V8 generates little wrappers for these, with inline conversions. It does not currently inline the little wrapper functions, nor use ICs for the conversions inside, since branches are generally enough to get the interesting fast cases.

The idea of a super-expensive call is therefore a bit of a myth. You can try to measure the cost yourself, but be careful! Most microbenchmarks will end up comparing the difference between an inlined JS call (as low as zero overhead) versus a non-inlined WASM->JS or JS->WASM call. The proper comparison would be instead with a non-inlined JS->JS call. Defeating inlining for JS->JS calls is tricky. You can do it with cross-realm calls, or by trying manipulating polymorphism. In either case, it's pretty tricky, so good luck.

3 comments

If it's nearly impossible to defeat inlining, wouldn't the appropriate comparison be against inlined JS?
You can defeat inlining by using closures:

    function thunk(x){ return function() { x() } }
    const thunkFoo = thunk(foo)
    const thunkBar = thunk(bar)

    for(var i = 0; i < 10000; i++) {
      thunkFoo()
      thunkBar()
    }
This is why the "Maybe you don't need Rust to speed up your JS" author was creating functions dynamically using `new Function()`.

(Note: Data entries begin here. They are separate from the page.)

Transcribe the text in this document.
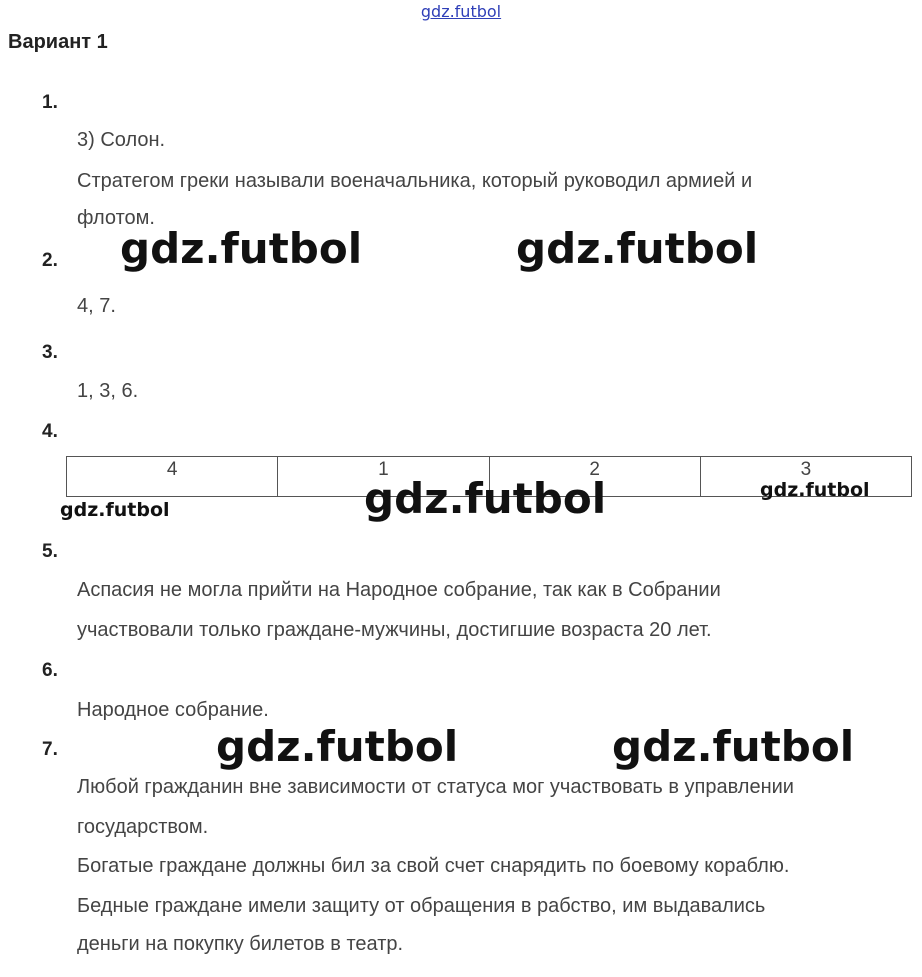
gdz.futbol
Вариант 1
1.
3) Солон.
Стратегом греки называли военачальника, который руководил армией и
флотом.
2.
4, 7.
3.
1, 3, 6.
4.
4	1	2	3
5.
Аспасия не могла прийти на Народное собрание, так как в Собрании
участвовали только граждане-мужчины, достигшие возраста 20 лет.
6.
Народное собрание.
7.
Любой гражданин вне зависимости от статуса мог участвовать в управлении
государством.
Богатые граждане должны бил за свой счет снарядить по боевому кораблю.
Бедные граждане имели защиту от обращения в рабство, им выдавались
деньги на покупку билетов в театр.
gdz.futbol	gdz.futbol
gdz.futbol	gdz.futbol
gdz.futbol
gdz.futbol	gdz.futbol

Maybe you cal get away with

    function call(x){ x() }
    for(var i = 0; i < 10000; i++) {
      call(foo)
      call(bar)
    }

I didn't test the latter though, whereas the former is empirically slower if you call more than one thunk in your benckmark loop (a single thunk will have the call inlined).

https://mrale.ph/blog/2018/02/03/maybe-you-dont-need-rust-to...

For v8, doesn’t a try/catch block defeat inlining? It used to, but that was a long time ago.
No, not with TurboFan (since Q2 2017).